Amy Jordan is director of the Media and the Developing Child Sector at the Annenberg Public Policy Center at the University of Pennsylvania

Amy Jordan

is director of the Media and

the Developing Child Sector

at the Annenberg Public Policy Center at the University of Pennsylvania

I am a fan of the Bravo TV program

Top Chef,

in which charismatic young chefs compete week after week by creating inspired dishes for a panel of easy-on-the-eyes judges.

Sometimes my 13-year-old daughter, Julia, watches with me, rooting for her favorite chef. Recently, she also figured something out about the commercials aired during the show. "Did you ever notice all the ads for food and restaurants during this show?" she asked.

I teach at the Annenberg School for Communication at the University of Pennsylvania, and this was, as we like to say, a teachable moment. For the next 90 seconds, Julia received a little lecture about how most TV shows and magazines exist solely to deliver consumers to advertisers.

Sure, media entertain us, they distract us, and they sometimes inform us. But their true reason for being is to make money. Hence, shampoo ads next to stories on hair, and Clearasil ads next to complexion tips in Cosmo Girl.

I'm sure I'm not the first parent to have had this conversation. We all worry about how media affect our kids. Somewhere close to the top of the list of worries (after sex and violence) is concern over excessive commercialism.

In having these conversations, we are teaching our children critical viewing skills - for example, what advertisements are or how mass media are economically structured.

This kind of "media literacy" can be very eye-opening for kids. But does it make them less likely to pester their parents to buy the toy, the candy bar or the Clearasil? Probably not.
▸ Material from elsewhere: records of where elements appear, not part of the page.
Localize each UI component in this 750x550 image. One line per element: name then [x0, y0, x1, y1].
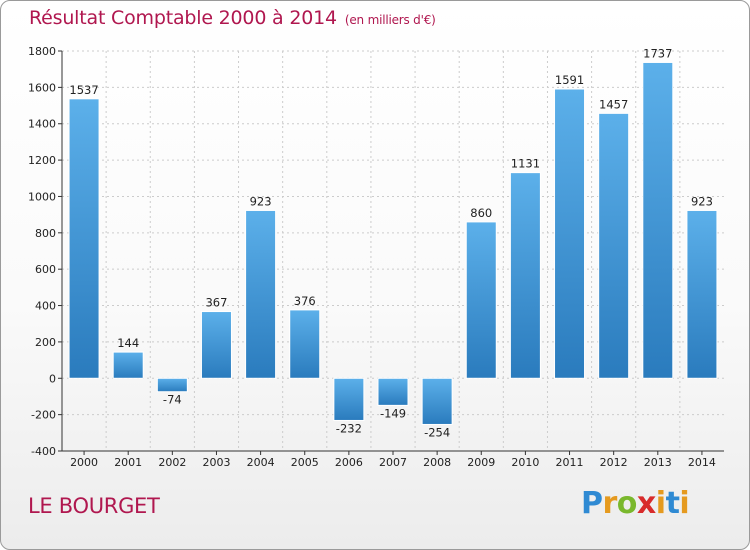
- bar: [509, 172, 541, 379]
- y-tick-label: -400: [31, 445, 56, 458]
- y-tick-label: -200: [31, 409, 56, 422]
- x-tick-label: 2011: [556, 456, 584, 469]
- y-tick-label: 800: [35, 227, 56, 240]
- bar: [598, 112, 630, 379]
- x-tick-label: 2000: [70, 456, 98, 469]
- bar: [245, 209, 277, 379]
- x-tick-label: 2014: [688, 456, 716, 469]
- chart-title-text: Résultat Comptable 2000 à 2014: [29, 7, 337, 29]
- data-label: -74: [163, 393, 182, 407]
- data-label: 1131: [511, 157, 540, 171]
- proxiti-logo: Proxiti: [581, 486, 690, 521]
- place-name: LE BOURGET: [28, 494, 160, 518]
- y-tick-label: 1400: [28, 118, 56, 131]
- data-label: 1737: [643, 46, 672, 60]
- data-label: -149: [380, 406, 406, 420]
- bar: [289, 309, 321, 379]
- y-tick-label: 1000: [28, 190, 56, 203]
- x-tick-label: 2008: [423, 456, 451, 469]
- data-label: 376: [294, 294, 316, 308]
- bar: [421, 377, 453, 425]
- data-label: -232: [336, 421, 362, 435]
- bar: [377, 377, 409, 406]
- y-tick-label: 400: [35, 300, 56, 313]
- y-tick-label: 1200: [28, 154, 56, 167]
- x-tick-label: 2010: [511, 456, 539, 469]
- bar: [333, 377, 365, 421]
- x-tick-label: 2012: [600, 456, 628, 469]
- bar: [465, 221, 497, 379]
- x-tick-label: 2013: [644, 456, 672, 469]
- x-tick-label: 2004: [247, 456, 275, 469]
- data-label: 144: [117, 336, 139, 350]
- chart-title: Résultat Comptable 2000 à 2014 (en millie…: [29, 7, 436, 29]
- data-label: 923: [250, 194, 272, 208]
- y-tick-label: 200: [35, 336, 56, 349]
- y-tick-label: 600: [35, 263, 56, 276]
- x-tick-label: 2006: [335, 456, 363, 469]
- x-tick-label: 2002: [158, 456, 186, 469]
- bar: [68, 98, 100, 379]
- x-tick-label: 2005: [291, 456, 319, 469]
- y-tick-label: 0: [49, 372, 56, 385]
- y-tick-label: 1600: [28, 81, 56, 94]
- bar: [686, 209, 718, 379]
- chart-subtitle: (en milliers d'€): [344, 13, 436, 27]
- x-tick-label: 2001: [114, 456, 142, 469]
- x-tick-label: 2003: [202, 456, 230, 469]
- data-label: 1591: [555, 73, 584, 87]
- bar: [200, 311, 232, 379]
- data-label: -254: [424, 425, 450, 439]
- data-label: 367: [205, 296, 227, 310]
- bar: [112, 351, 144, 379]
- data-label: 860: [470, 206, 492, 220]
- bar: [156, 377, 188, 393]
- data-label: 923: [691, 194, 713, 208]
- data-label: 1457: [599, 97, 628, 111]
- bar: [554, 88, 586, 379]
- x-tick-label: 2007: [379, 456, 407, 469]
- data-label: 1537: [69, 83, 98, 97]
- bar: [642, 61, 674, 379]
- x-tick-label: 2009: [467, 456, 495, 469]
- y-tick-label: 1800: [28, 45, 56, 58]
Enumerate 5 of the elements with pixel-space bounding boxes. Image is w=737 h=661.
A recent study by former Annenberg student Ariel Chernin, now at the Center on Media and Child Health at Harvard University, found that kids who understood the persuasive intent of advertising were no less likely to want to buy the junk-food product Chernin showed them in a TV show than kids who did not know the true purpose of ads.

This is not to say that these conversations aren't helpful. But it does suggest that our job is not finished once we've had them.

This generation of kids has more purchasing power and makes more independent decisions about what to buy and where to buy it than generations past.

Like adults, young consumers buy things they think will make them feel better about themselves and more popular with their peers. But unlike adults, children and adolescents have fragile self-esteem, little self-control, and are willing to do almost anything within their spending power to fit in.

Ads beckon young audiences to pack snacks that will make them the envy of their friends and to eat fast food because it will be an enjoyable family experience.

The conversations we have with our children must be about more than what an advertisement is.

We must remind our children early and often that the world shown on TV is not the world we live in. We must eat meals as families (with the TV off) so our children can know that a balanced meal is not a burger, fries and a shake.

Finally, we must talk about the values we have for ourselves and the hopes we have for our children that are not about buying. Media actually can help us do that.